Es necesario mantener a los hombres en el conocimiento de la tierra y en el de la perdurabilidad y trascendencia de la vida.
Los
hombres han de vivir en el goce pacífico, natural e inevitable de
la Libertad, como viven en el goce del aire y de la luz.
Está
condenado a morir un pueblo en que no se desenvuelven por igual la
afición a la riqueza y el conocimiento de la dulcedumbre, necesidad y
placeres de la vida.
Los hombres necesitan conocer la
composición, fecundación, transformaciones y aplicaciones de los
elementos materiales de cuyo laboreo les viene la saludable
arrogancia del que trabaja directamente en la naturaleza, el vigor
del cuerpo que resulta del contacto con las fuerzas de la tierra, y
la fortuna honesta y segura que produce su cultivo.
Los hombres
necesitan quien les mueva a menudo la compasión en el pecho, y las
lágrimas en los ojos, y les haga el supremo bien de sentirse
generosos: que por maravillosa compensación de la naturaleza, aquel
que se da, crece; y el que se repliega en sí, y vive de pequeños
goces, y teme partirlos con los demás, y sólo piensa avariciosamente
en beneficiar sus apetitos, se va trocando de hombre en soledad, y
lleva en el pecho todas las canas del invierno, y llega a ser por
dentro, y a parecer por fuera, —insecto.
Los hombres crecen,
crecen físicamente, de una manera visible crecen, cuando aprenden
algo, cuando entran a poseer algo, y cuando han hecho algún bien.

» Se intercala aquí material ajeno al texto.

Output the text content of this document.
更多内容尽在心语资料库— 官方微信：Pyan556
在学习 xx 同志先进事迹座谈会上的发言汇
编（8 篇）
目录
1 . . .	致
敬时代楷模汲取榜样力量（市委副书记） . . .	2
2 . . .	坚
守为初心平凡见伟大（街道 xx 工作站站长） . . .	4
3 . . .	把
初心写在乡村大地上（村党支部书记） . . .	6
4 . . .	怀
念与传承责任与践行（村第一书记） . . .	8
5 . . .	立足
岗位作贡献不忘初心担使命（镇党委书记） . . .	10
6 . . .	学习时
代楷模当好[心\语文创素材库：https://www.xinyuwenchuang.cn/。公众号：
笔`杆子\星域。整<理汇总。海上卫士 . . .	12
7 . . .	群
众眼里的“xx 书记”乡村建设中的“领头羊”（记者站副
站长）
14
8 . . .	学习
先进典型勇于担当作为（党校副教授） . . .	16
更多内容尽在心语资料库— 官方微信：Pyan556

Sólo los necios hablan de desdichas, o los egoístas. La felicidad
existe sobre la tierra; y se la conquista con el ejercicio prudente de
la razón, el conocimiento de la armonía del universo, y la práctica
constante de la generosidad. El que la busque en otra parte, no la
hallará: que después de haber gustado todas las copas de la vida,
sólo en ésas se encuentra sabor. —Es leyenda de tierras de
Hispanoamérica que en el fondo de las tazas antiguas estaba pintado
un Cristo, por lo que cuando apuran una, dicen: "¡Hasta verte,
Cristo mío!" ¡Pues en el fondo de aquellas copas se abre un ciclo
sereno, fragante, interminable, rebosante de ternura!
Ser bueno es el único modo de ser dichoso.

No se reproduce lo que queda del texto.